Skruszony turysta odesłał GOPR-owcom kurtkę, którą zabrał im po tym, jak ratowali go ze Śnieżki. Ratownicy zgłosili kradzież na policję, a oburzeni internauci zorganizowali nawet zbiórkę pieniędzy na zakup kolejnej.

Kilka dni temu ratownicy z GOPR Karkonosze pomogli kolejnemu śmiałkowi, który w samych tylko krótkich spodenkach postanowił wspiąć się na Śnieżkę. Miało to być tak zwane suche morsowanie.

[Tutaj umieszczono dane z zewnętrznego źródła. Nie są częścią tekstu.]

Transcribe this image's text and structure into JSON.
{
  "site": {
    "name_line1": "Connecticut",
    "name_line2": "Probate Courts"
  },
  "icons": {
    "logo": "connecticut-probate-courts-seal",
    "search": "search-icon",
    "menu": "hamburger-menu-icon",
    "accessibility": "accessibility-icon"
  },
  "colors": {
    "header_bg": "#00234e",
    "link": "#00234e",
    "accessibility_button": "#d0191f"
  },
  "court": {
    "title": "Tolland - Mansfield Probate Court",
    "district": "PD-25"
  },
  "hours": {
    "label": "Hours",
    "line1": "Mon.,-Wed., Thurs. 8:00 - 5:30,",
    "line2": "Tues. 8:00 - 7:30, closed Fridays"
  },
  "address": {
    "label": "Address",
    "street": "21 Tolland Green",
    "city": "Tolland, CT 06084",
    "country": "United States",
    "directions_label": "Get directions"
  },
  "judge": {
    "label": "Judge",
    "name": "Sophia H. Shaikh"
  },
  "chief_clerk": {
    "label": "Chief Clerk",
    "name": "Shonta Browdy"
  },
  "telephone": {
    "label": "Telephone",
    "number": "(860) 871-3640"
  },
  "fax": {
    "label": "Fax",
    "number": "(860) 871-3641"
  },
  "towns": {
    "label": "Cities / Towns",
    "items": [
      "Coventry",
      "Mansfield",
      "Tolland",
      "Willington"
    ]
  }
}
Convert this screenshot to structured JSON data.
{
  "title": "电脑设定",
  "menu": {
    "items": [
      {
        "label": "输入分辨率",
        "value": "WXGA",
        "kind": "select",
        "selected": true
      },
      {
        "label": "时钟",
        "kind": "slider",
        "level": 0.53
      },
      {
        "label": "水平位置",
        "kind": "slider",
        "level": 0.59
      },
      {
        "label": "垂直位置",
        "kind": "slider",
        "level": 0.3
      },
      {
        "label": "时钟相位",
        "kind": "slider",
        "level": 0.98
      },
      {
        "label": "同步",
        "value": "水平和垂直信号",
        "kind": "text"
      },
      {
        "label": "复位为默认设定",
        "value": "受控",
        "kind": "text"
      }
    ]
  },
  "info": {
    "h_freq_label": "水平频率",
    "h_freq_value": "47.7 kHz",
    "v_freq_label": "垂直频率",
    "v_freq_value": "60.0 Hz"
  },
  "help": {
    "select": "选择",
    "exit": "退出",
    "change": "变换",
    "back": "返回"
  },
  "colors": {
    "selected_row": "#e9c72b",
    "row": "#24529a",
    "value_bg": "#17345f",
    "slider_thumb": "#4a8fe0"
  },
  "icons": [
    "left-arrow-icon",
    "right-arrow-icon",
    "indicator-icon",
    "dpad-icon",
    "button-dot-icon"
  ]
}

Skończyło się na tym, że wychłodzonemu mężczyźnie na pomoc musieli ruszyć GOPR-owcy, bo sam nie był w stanie iść dalej.

Sprowadzili go z gór i ogrzali w stacji ratowniczej.

Turysta nie miał nic, co mógłby na siebie założyć. Poprosił więc jednego z ratowników o pożyczenie kurtki, w której chciał zejść do samochodu. Tam miał mieć swoje ubrania. Z kurtką już nie wrócił...

"Drogi Turysto, wiemy, że możesz być jeszcze w szoku. Wciąż wierzymy, że to przypadek i wynika hmm... z roztargnienia? Jednak prosimy o zwrot kurtki, jest to element wyposażenia ratowniczego, oznaczony emblematami GOPR, niezbędny do pracy, w ciężkich zimowych warunkach" - napisali ratownicy na Facebooku.

Kradzież kurtki zgłosili na policji.

Obruszeni tą historią internauci zorganizowali zbiórkę pieniędzy na zakup nowej kurtki dla GOPR-owców, którzy ratują w górach ludzi, narażając na szwank swoje zdrowie i życie.

Teraz GOPR-owcy informują, że skruszony turysta odesłał im zabraną kurtkę. Dołączył do niej list, w którym przeprasza za to, co zrobił i wyjaśnia swoje postępowanie. Ratownicy nie chcą ujawnić treści. Mówią, że wyjaśnienia morsa mają charakter osobisty.